Renowned British construction firm, Interserve, has reportedly recorded a loss of over £300 million from the energy-from-waste disaster. The company’s construction business in the UK also racked up more than £100 million in losses back in 2019 after running into issues on London contracts.
The 2019 report, which was filed at the Companies House, represents the first set of accounts disclosed by the company since it went into the pre-pack in March 2019 and delisted from the Stock Exchange. The firm later revived as the Interserve Group as part of a debt-for-equity agreement with its lenders.
According to Interserve Chairman, Alan Lovell, the company was ready to authorize more disposals, which could comprise construction businesses and the Kwikform, after the company sold its £1.4 billion turnover support services enterprise to Mitie in November 2020 for a sum of £205 million.

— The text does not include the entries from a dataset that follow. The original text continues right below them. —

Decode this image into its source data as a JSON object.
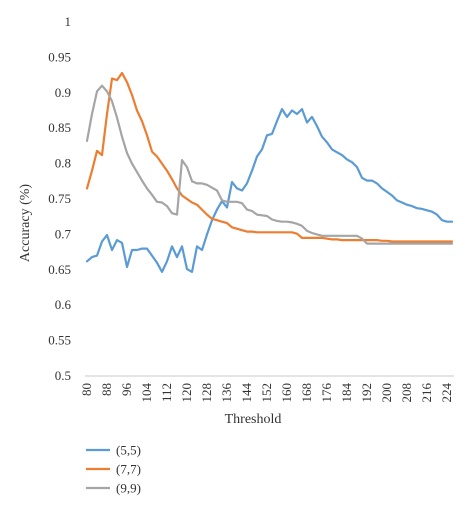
{
  "chart_data": {
    "type": "line",
    "xlabel": "Threshold",
    "ylabel": "Accuracy (%)",
    "xlim": [
      80,
      226
    ],
    "ylim": [
      0.5,
      1
    ],
    "y_ticks": [
      "0.5",
      "0.55",
      "0.6",
      "0.65",
      "0.7",
      "0.75",
      "0.8",
      "0.85",
      "0.9",
      "0.95",
      "1"
    ],
    "x_ticks": [
      "80",
      "88",
      "96",
      "104",
      "112",
      "120",
      "128",
      "136",
      "144",
      "152",
      "160",
      "168",
      "176",
      "184",
      "192",
      "200",
      "208",
      "216",
      "224"
    ],
    "grid": false,
    "legend_position": "bottom-left",
    "series": [
      {
        "name": "(5,5)",
        "color": "#5b9bd5",
        "x": [
          80,
          82,
          84,
          86,
          88,
          90,
          92,
          94,
          96,
          98,
          100,
          102,
          104,
          106,
          108,
          110,
          112,
          114,
          116,
          118,
          120,
          122,
          124,
          126,
          128,
          130,
          132,
          134,
          136,
          138,
          140,
          142,
          144,
          146,
          148,
          150,
          152,
          154,
          156,
          158,
          160,
          162,
          164,
          166,
          168,
          170,
          172,
          174,
          176,
          178,
          180,
          182,
          184,
          186,
          188,
          190,
          192,
          194,
          196,
          198,
          200,
          202,
          204,
          206,
          208,
          210,
          212,
          214,
          216,
          218,
          220,
          222,
          224,
          226
        ],
        "y": [
          0.662,
          0.668,
          0.67,
          0.69,
          0.699,
          0.678,
          0.692,
          0.688,
          0.654,
          0.678,
          0.678,
          0.68,
          0.68,
          0.67,
          0.66,
          0.647,
          0.662,
          0.683,
          0.668,
          0.683,
          0.651,
          0.647,
          0.683,
          0.678,
          0.7,
          0.72,
          0.735,
          0.747,
          0.738,
          0.774,
          0.765,
          0.762,
          0.772,
          0.79,
          0.81,
          0.82,
          0.84,
          0.842,
          0.86,
          0.877,
          0.866,
          0.875,
          0.87,
          0.877,
          0.858,
          0.866,
          0.853,
          0.838,
          0.83,
          0.82,
          0.816,
          0.812,
          0.806,
          0.802,
          0.795,
          0.78,
          0.776,
          0.776,
          0.772,
          0.765,
          0.76,
          0.755,
          0.748,
          0.745,
          0.742,
          0.74,
          0.737,
          0.736,
          0.734,
          0.732,
          0.728,
          0.72,
          0.718,
          0.718
        ]
      },
      {
        "name": "(7,7)",
        "color": "#ed7d31",
        "x": [
          80,
          82,
          84,
          86,
          88,
          90,
          92,
          94,
          96,
          98,
          100,
          102,
          104,
          106,
          108,
          110,
          112,
          114,
          116,
          118,
          120,
          122,
          124,
          126,
          128,
          130,
          132,
          134,
          136,
          138,
          140,
          142,
          144,
          146,
          148,
          150,
          152,
          154,
          156,
          158,
          160,
          162,
          164,
          166,
          168,
          170,
          172,
          174,
          176,
          178,
          180,
          182,
          184,
          186,
          188,
          190,
          192,
          194,
          196,
          198,
          200,
          202,
          204,
          206,
          208,
          210,
          212,
          214,
          216,
          218,
          220,
          222,
          224,
          226
        ],
        "y": [
          0.765,
          0.79,
          0.818,
          0.812,
          0.87,
          0.92,
          0.918,
          0.928,
          0.915,
          0.897,
          0.875,
          0.86,
          0.84,
          0.817,
          0.81,
          0.8,
          0.79,
          0.778,
          0.765,
          0.755,
          0.75,
          0.745,
          0.742,
          0.735,
          0.728,
          0.722,
          0.72,
          0.718,
          0.716,
          0.71,
          0.708,
          0.706,
          0.704,
          0.704,
          0.703,
          0.703,
          0.703,
          0.703,
          0.703,
          0.703,
          0.703,
          0.703,
          0.701,
          0.695,
          0.695,
          0.695,
          0.695,
          0.695,
          0.694,
          0.693,
          0.693,
          0.692,
          0.692,
          0.692,
          0.692,
          0.692,
          0.692,
          0.692,
          0.692,
          0.691,
          0.691,
          0.69,
          0.69,
          0.69,
          0.69,
          0.69,
          0.69,
          0.69,
          0.69,
          0.69,
          0.69,
          0.69,
          0.69,
          0.69
        ]
      },
      {
        "name": "(9,9)",
        "color": "#a5a5a5",
        "x": [
          80,
          82,
          84,
          86,
          88,
          90,
          92,
          94,
          96,
          98,
          100,
          102,
          104,
          106,
          108,
          110,
          112,
          114,
          116,
          118,
          120,
          122,
          124,
          126,
          128,
          130,
          132,
          134,
          136,
          138,
          140,
          142,
          144,
          146,
          148,
          150,
          152,
          154,
          156,
          158,
          160,
          162,
          164,
          166,
          168,
          170,
          172,
          174,
          176,
          178,
          180,
          182,
          184,
          186,
          188,
          190,
          192,
          194,
          196,
          198,
          200,
          202,
          204,
          206,
          208,
          210,
          212,
          214,
          216,
          218,
          220,
          222,
          224,
          226
        ],
        "y": [
          0.832,
          0.87,
          0.902,
          0.91,
          0.902,
          0.888,
          0.865,
          0.838,
          0.815,
          0.8,
          0.788,
          0.776,
          0.765,
          0.756,
          0.746,
          0.745,
          0.74,
          0.73,
          0.728,
          0.805,
          0.795,
          0.775,
          0.772,
          0.772,
          0.77,
          0.766,
          0.762,
          0.748,
          0.746,
          0.746,
          0.746,
          0.744,
          0.735,
          0.733,
          0.728,
          0.727,
          0.726,
          0.721,
          0.719,
          0.718,
          0.718,
          0.717,
          0.715,
          0.712,
          0.705,
          0.702,
          0.7,
          0.698,
          0.698,
          0.698,
          0.698,
          0.698,
          0.698,
          0.698,
          0.698,
          0.694,
          0.687,
          0.687,
          0.687,
          0.687,
          0.687,
          0.687,
          0.687,
          0.687,
          0.687,
          0.687,
          0.687,
          0.687,
          0.687,
          0.687,
          0.687,
          0.687,
          0.687,
          0.687
        ]
      }
    ]
  }
}
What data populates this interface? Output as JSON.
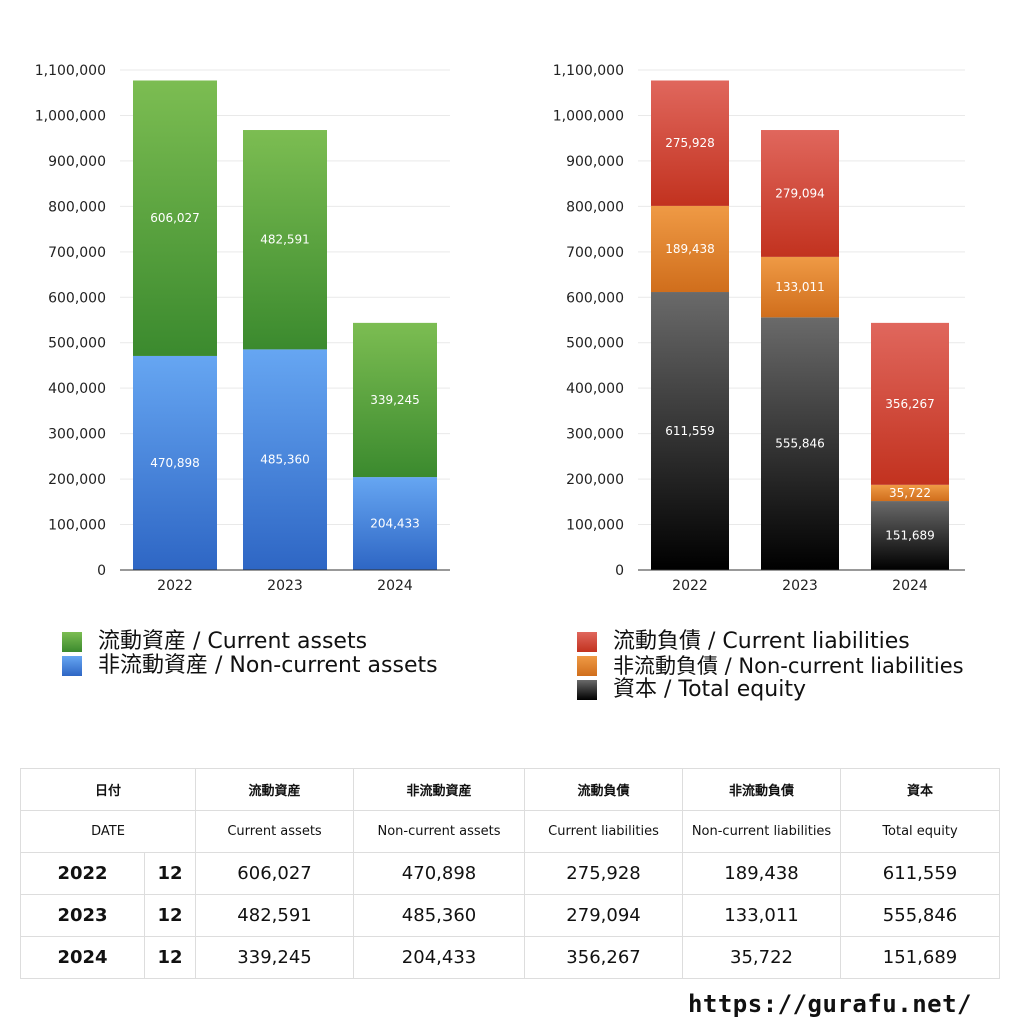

Lovell further stated that where there are opportunities for the realization of shareholder value by additional divestment, and where this makes sense for the enterprise, the company will continue with the exploration of these alternatives.
As per sources, the energy-from-waste debacle saw the company rack up another £73 million in losses from its work at schemes in Derby and Glasgow, which involved writing off its £17.6 million investment in the PFI joint venture developing Resource Recovery Solutions, the company’s Derby plant.
The firm had reportedly lost a further £29 million after a performance bond on the same scheme was called in by Derbyshire county council and the client Derby city council.
Interserve stated that the cost of leaving the London construction market hit £19 million, on top of the £25 million that the company had shelled out in 2020. Other losses comprised the £4.3 million cost of shutting its consulting and joinery services businesses. The company stated that numerous UK construction contracts racked up a further sum of £4.4 million in losses.